Until recently, interferon was the only treatment for HCV infection. Typically only 15% to 20% of patients treated with interferon are rid of the virus; most eventually relapse (13). Also, many patients cannot tolerate this drug because of complications such as fever, headache, myalgia, fatigue, anorexia, depression, and suicidal ideation. On June 3, 1998, Rebetron was approved by the Food and Drug Administration for the treatment of HCV infection. Rebetron is a treatment that comprises interferon injection and ribavirin capsules. The treatment cost is about $15,000 a year per patient. Studies have shown that Rebetron therapy results in a significant increase in the number of patients (up to 40%) showing a sustained loss of detectable HCV compared with patients receiving standard interferon monotherapy (14). A significant improvement was also noted in histologic response. However, since ribavirin is a known teratogenic agent, patients and their partners are advised to use 2 forms of contraception during and for several weeks after treatment. Even the most enthusiastic “treaters” concede that more effective, safer, and less discomforting therapies are sorely needed.

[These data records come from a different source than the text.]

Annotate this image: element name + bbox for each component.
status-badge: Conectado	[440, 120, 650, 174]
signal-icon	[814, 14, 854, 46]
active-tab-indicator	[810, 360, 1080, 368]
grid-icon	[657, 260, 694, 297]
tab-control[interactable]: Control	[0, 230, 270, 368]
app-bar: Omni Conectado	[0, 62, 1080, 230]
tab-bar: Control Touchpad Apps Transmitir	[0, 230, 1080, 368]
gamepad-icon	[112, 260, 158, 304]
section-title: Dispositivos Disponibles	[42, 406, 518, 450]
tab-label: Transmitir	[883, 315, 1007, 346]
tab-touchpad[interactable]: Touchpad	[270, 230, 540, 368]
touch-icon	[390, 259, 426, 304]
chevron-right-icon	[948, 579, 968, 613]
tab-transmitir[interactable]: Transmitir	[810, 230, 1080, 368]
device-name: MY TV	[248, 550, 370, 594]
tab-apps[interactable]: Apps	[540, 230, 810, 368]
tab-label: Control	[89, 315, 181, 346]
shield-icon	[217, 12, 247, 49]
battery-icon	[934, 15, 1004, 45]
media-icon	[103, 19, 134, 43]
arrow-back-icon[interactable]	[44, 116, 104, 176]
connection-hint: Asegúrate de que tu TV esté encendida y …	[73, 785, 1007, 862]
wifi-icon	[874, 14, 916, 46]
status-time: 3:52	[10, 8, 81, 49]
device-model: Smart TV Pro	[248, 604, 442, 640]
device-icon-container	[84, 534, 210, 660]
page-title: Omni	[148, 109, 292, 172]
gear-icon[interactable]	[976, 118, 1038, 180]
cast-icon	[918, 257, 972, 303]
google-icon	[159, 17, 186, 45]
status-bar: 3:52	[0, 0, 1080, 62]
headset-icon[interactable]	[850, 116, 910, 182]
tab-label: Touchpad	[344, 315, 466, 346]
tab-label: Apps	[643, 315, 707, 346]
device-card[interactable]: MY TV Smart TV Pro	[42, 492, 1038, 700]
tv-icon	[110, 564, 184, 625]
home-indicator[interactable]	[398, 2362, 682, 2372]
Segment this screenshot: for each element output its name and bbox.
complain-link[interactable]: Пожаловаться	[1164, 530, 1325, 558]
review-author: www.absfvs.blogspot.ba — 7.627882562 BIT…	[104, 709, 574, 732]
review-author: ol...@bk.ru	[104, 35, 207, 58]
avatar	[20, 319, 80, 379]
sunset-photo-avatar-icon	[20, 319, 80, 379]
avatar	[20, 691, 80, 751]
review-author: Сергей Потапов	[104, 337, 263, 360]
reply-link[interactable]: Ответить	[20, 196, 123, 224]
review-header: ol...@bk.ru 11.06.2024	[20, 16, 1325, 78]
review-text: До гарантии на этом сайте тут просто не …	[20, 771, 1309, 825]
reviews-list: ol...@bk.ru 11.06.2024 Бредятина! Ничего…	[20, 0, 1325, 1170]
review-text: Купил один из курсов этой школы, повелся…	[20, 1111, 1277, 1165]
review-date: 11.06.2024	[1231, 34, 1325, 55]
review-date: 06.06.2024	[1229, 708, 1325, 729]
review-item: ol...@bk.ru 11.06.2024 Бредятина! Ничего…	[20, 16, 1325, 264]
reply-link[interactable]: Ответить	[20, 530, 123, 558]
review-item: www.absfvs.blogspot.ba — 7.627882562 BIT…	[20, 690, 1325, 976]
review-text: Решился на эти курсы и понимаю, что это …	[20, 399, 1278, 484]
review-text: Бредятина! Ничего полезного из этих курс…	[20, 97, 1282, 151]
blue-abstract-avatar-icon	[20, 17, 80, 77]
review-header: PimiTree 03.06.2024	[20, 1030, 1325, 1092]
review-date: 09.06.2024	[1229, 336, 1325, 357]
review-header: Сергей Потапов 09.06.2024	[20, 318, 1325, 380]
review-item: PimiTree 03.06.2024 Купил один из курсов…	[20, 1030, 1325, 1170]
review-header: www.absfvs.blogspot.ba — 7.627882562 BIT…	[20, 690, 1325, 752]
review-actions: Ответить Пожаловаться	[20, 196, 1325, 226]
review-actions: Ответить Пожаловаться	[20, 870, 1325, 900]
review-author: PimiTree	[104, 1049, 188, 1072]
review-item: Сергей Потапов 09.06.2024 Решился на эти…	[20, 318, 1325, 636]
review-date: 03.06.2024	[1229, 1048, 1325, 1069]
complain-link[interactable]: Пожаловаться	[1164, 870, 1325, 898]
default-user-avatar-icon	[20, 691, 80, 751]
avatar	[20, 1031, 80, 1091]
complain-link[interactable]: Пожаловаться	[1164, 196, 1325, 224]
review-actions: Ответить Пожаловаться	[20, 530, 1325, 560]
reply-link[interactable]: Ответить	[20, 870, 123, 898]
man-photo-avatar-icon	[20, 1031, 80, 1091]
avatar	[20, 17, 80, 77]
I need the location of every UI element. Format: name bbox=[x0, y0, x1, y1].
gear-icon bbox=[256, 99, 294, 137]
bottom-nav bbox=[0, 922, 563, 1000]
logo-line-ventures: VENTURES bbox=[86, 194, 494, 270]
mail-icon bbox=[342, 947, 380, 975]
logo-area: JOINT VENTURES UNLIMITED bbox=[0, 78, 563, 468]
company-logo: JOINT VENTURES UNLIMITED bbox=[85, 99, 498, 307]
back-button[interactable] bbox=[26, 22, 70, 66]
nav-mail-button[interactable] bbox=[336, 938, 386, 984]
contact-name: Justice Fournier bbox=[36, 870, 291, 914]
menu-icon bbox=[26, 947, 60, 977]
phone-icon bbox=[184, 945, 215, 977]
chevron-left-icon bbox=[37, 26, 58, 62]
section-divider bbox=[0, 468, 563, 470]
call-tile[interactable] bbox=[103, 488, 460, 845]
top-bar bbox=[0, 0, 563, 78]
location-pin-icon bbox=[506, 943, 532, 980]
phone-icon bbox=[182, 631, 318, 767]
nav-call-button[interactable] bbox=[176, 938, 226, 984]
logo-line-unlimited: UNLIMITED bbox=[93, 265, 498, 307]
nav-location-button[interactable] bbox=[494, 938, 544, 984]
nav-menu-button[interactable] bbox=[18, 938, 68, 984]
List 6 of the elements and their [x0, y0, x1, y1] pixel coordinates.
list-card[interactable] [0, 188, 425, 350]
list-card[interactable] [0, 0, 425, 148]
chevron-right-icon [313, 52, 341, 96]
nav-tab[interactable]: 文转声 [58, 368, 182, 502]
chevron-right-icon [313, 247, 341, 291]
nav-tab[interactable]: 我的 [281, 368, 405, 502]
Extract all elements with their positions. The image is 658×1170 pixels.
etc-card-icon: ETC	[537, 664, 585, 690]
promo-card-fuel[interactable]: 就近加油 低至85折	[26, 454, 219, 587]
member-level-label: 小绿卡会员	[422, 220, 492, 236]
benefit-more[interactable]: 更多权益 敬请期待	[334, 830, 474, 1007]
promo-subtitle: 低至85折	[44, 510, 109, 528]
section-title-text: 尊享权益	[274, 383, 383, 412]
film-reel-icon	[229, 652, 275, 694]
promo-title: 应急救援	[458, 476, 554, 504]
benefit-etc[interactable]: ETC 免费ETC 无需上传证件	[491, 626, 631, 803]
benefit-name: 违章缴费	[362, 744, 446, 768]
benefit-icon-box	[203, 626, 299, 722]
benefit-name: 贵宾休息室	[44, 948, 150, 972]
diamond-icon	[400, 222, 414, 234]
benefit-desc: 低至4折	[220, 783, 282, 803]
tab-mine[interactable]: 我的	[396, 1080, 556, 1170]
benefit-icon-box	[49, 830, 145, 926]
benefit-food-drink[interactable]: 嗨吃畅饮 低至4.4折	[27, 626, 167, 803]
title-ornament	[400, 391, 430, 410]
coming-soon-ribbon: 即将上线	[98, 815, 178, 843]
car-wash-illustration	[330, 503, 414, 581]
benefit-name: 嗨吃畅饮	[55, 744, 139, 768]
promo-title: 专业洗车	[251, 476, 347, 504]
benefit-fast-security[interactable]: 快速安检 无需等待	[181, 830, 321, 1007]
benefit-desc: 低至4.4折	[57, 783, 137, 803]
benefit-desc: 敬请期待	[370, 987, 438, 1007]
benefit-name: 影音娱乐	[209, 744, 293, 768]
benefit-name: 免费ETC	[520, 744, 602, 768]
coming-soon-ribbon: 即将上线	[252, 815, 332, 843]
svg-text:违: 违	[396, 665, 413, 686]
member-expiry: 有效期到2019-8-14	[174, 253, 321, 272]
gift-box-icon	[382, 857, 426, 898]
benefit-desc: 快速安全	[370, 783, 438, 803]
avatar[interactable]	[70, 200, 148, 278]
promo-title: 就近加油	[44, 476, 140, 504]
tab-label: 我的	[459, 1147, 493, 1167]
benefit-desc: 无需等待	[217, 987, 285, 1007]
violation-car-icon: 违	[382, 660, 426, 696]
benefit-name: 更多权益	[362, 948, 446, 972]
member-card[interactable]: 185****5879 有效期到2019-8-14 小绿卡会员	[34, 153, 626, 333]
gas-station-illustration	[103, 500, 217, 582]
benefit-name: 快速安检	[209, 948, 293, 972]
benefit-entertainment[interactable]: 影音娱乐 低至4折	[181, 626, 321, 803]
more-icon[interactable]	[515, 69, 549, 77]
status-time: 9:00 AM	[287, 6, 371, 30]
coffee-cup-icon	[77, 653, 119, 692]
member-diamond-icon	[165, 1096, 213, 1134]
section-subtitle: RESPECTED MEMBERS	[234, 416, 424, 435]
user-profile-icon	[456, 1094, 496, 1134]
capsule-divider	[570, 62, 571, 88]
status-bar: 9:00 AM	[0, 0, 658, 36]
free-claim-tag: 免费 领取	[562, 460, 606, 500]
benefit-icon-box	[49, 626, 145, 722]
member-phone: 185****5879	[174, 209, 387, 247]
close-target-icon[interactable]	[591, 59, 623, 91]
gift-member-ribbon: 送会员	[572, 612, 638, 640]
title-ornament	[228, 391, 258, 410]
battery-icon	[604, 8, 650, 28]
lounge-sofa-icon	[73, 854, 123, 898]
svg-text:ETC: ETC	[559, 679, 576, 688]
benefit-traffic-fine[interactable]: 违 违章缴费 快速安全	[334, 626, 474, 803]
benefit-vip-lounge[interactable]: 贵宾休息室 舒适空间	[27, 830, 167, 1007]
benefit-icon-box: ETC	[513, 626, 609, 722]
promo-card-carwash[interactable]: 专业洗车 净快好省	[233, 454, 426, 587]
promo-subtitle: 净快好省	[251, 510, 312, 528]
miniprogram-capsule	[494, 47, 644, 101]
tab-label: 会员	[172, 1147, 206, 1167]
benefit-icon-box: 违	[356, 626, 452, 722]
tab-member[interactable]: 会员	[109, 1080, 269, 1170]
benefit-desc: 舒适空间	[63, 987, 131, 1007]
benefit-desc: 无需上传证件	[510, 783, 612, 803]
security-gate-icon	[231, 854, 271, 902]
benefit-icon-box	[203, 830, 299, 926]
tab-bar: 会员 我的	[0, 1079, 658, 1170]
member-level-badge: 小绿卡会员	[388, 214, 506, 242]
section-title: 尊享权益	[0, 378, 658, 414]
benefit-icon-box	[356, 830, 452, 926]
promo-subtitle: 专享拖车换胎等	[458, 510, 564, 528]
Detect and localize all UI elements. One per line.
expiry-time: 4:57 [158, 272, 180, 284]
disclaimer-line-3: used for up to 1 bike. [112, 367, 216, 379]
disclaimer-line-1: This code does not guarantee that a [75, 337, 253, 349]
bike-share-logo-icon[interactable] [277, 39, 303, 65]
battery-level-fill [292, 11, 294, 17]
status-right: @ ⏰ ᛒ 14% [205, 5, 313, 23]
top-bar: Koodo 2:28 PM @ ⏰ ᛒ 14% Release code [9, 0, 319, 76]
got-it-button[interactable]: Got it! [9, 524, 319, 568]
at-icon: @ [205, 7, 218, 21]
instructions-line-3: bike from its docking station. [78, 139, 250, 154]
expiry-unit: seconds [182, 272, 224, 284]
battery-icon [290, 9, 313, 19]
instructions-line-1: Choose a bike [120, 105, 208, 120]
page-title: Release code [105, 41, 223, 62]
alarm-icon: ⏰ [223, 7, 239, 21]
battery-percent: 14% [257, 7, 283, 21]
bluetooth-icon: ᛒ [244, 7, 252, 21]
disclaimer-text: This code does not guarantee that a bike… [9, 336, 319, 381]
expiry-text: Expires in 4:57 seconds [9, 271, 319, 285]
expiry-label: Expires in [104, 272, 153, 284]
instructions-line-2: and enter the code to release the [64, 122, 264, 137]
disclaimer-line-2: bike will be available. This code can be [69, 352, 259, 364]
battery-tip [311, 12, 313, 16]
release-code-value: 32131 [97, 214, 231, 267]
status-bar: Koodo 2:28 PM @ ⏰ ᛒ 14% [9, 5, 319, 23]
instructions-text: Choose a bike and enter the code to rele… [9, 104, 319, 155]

FUTURE PROSPECTS FOR HCV MANAGEMENT

Efforts are on the way to develop and commercialize ribozymes for the treatment of HCV infection. Ribozymes are based on a novel, Nobel Prize–winning technology and have the unique ability to act as molecular scissors. According to a conversation with W. C. Maddrey (April 1999), a lead therapeutic candidate called Heptazyme has been developed that specifically targets the conserved region of the HCV RNA and is currently undergoing trials.

In Belgium, a new vaccine for hepatitis C appears to be effective in HCV-infected chimpanzees. Researchers, however, face several challenges in developing a human HCV vaccine. The first challenge is the genetic variation of the virus. HCV includes 11 genotypes and more than 85 subtypes. Subtype 1b is the usual disease-causing agent in the USA and the one most commonly targeted. Also, there is considerable variation within a subtype, so that the virus presents a constantly moving target. However, a subunit vaccine composed of recombinant conserved HCV proteins may prevent infection or chronic infection by different HCV genotypes (15).